Isterectomia radicale
L’intervento prevede l’apertura della cavità addominale con un’incisione longitudinale tra l’ombelico e il pube (solo in casi particolari può essere utilizzata un’incisione trasversale sovrapubica): l’utero viene asportato completamente insieme alle tube, alle ovaie, ai linfonodi pelvici e alla porzione superiore della vagina.
Anche in questo caso la durata è variabile da 180 a 220 minuti.
Il dolore è tenuto sotto controllo grazie alla somministrazione continua di analgesici. Trascorse alcune ore dall’intervento, la Paziente è in grado di muoversi nel letto, sedersi e bere a piccoli sorsi. La mattina seguente può alzarsi (con l’aiuto dell’infermiera di reparto) e cominciare ad assumere cibi solidi.
In sala operatoria viene posizionato un catetere vescicale (mentre la Paziente è addormentata) che viene abitualmente rimosso, a seconda del tipo di intervento, dopo 24-72 ore.
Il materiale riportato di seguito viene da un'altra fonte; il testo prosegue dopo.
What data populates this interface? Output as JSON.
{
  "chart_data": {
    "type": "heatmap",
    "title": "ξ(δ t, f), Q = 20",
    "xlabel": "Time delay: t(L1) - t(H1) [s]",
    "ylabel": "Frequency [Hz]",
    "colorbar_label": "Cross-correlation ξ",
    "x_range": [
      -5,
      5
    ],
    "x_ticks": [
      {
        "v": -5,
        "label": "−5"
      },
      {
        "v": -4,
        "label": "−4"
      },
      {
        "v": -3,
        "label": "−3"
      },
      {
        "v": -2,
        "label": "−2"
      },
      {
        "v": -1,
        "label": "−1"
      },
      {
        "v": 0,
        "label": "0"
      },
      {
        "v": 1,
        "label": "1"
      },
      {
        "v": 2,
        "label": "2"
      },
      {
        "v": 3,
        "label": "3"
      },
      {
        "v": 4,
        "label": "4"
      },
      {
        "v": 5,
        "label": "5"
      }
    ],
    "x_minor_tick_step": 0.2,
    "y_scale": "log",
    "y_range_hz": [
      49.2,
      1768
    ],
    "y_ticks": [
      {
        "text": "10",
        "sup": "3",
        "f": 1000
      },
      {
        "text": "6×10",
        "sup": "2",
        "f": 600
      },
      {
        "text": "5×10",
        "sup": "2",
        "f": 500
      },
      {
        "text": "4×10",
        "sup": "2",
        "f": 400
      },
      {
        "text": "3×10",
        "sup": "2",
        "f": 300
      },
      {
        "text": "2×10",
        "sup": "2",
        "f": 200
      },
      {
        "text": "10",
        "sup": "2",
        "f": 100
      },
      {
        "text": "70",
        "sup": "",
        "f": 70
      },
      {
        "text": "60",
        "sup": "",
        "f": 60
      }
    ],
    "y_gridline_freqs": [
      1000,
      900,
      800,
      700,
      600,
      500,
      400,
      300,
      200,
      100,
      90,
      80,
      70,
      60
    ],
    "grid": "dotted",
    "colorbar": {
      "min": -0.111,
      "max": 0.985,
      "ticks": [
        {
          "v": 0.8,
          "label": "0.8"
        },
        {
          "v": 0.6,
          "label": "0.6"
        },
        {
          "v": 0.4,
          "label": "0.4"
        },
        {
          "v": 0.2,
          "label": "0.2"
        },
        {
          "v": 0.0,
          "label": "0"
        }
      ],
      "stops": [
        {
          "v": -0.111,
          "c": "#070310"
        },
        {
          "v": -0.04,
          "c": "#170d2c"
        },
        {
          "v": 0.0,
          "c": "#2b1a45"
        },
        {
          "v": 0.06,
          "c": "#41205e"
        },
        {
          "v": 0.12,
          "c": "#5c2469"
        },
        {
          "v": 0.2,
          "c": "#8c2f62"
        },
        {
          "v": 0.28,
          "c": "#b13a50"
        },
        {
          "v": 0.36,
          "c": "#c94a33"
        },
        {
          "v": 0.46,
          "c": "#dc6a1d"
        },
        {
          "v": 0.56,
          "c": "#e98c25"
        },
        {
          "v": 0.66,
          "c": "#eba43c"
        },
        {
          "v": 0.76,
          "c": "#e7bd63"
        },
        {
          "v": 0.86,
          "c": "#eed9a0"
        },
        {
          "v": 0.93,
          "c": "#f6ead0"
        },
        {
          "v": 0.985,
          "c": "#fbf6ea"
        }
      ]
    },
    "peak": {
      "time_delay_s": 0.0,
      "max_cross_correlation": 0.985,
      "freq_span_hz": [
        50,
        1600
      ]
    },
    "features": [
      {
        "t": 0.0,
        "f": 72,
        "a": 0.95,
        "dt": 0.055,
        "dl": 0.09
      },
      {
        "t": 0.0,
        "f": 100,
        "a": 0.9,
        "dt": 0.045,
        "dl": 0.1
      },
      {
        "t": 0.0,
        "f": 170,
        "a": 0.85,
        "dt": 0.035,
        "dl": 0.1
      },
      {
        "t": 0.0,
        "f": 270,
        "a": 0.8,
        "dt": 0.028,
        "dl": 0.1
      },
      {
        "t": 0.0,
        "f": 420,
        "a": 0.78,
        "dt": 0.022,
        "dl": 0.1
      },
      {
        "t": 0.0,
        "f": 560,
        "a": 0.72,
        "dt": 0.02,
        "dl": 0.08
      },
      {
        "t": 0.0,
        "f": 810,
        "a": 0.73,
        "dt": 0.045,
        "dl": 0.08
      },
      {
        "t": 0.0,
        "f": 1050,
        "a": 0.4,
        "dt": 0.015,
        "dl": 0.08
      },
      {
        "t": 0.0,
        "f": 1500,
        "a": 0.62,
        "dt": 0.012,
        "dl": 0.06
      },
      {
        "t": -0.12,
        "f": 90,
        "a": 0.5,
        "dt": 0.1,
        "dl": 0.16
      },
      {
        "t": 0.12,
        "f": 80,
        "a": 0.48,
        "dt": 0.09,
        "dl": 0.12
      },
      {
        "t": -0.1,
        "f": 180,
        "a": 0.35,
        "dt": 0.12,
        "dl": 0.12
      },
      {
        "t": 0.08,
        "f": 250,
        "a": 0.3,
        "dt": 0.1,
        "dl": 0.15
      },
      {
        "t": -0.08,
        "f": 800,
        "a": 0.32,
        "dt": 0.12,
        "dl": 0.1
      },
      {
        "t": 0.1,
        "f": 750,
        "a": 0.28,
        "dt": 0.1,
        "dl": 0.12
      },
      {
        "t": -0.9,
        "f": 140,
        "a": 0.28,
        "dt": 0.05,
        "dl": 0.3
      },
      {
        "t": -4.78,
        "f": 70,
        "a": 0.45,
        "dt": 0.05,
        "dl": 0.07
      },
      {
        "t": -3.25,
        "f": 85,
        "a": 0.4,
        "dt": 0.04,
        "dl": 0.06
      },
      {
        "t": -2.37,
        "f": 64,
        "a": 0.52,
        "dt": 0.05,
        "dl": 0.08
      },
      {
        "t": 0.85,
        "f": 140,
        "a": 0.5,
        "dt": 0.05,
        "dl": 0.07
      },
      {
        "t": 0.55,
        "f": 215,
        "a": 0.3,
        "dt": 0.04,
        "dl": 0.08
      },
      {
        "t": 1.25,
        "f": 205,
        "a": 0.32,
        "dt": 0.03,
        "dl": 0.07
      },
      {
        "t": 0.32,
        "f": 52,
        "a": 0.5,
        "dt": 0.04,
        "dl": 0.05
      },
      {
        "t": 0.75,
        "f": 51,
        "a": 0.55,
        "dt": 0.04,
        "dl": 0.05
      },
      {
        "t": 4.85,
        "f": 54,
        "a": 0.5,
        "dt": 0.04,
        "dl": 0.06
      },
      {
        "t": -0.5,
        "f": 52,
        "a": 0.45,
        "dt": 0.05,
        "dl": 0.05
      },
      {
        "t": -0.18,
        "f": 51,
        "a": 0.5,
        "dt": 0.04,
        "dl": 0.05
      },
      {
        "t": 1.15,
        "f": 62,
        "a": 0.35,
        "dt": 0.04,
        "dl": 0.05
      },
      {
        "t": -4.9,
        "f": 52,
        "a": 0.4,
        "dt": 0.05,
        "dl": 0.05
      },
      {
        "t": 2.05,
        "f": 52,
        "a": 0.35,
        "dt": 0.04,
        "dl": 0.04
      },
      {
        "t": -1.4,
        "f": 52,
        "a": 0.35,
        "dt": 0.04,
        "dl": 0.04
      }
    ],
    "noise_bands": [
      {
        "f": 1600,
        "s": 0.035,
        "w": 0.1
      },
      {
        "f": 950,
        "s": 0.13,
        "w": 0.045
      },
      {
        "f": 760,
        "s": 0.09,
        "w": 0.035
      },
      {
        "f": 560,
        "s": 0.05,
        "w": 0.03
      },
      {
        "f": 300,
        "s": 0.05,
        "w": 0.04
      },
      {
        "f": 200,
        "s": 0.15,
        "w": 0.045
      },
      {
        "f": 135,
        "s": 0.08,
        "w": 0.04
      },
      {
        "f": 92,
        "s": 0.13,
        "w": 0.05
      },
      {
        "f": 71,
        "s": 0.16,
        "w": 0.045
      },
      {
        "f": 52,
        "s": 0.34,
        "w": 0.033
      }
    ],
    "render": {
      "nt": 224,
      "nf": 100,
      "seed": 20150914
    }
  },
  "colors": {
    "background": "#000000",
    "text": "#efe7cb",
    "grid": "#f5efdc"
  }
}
In caso di isterectomia radicale, dopo la rimozione del catetere vescicale, è necessario procedere alla misurazione del residuo vescicale post-minzionale (=quantità di urina presente in vescica al termine della minzione: si esegue con cateterismo vescicale estemporaneo); la dimissione può essere programmata quando il residuo post-minzionale è inferiore a 100 ml.
La dimissione è prevista dopo tre-cinque giorni dall’operazione in caso di isterectomia addominale e LAVH, dopo quattro-sette giorni quando si tratti di isterectomia radicale.
La rimozione dei punti di sutura (per gli interventi eseguiti per via addominale) viene programmata durante le visite di controllo.
Eventuali trattamenti adiuvanti alla chirurgia (radioterapia) saranno definiti sulla base dell’esame istologico definitivo.
Al ritorno a casa è possibile camminare e salire le scale, ma senza stancarsi, fare la doccia; ricordandosi di rimuovere le medicazioni bagnate, disinfettare le ferite e coprire con nuove medicazioni.
Le Pazienti sottoposte a isterectomia radicale possono manifestare difficoltà allo svuotamento completo della vescica. Il disturbo è comunque transitorio e reversibile, ma può essere necessario, per un certo periodo di tempo, l’inserimento in vescica di un sottile catetere (autocateterismo) per completarne lo svuotamento. Se necessario, questa manovra verrà insegnata alla Paziente dal personale infermieristico prima della dimissione.
Fino alla visita di controllo è necessario astenersi dai rapporti sessuali e non devono essere usate lavande o tamponi vaginali.
Non sollevare pesi per almeno 4 settimane. Poiché la ferita e i muscoli dell’addome possono dolere, specialmente a fine giornata e dopo prolungato stazionamento in posizione eretta, è possibile attenuare il disagio utilizzando una fascia elastica, da indossare al di sopra di un indumento di cotone (per evitare l’irritazione della cicatrice).
L’opportunità di un’eventuale terapia ormonale sostitutiva deve essere discussa con il Ginecologo di fiducia.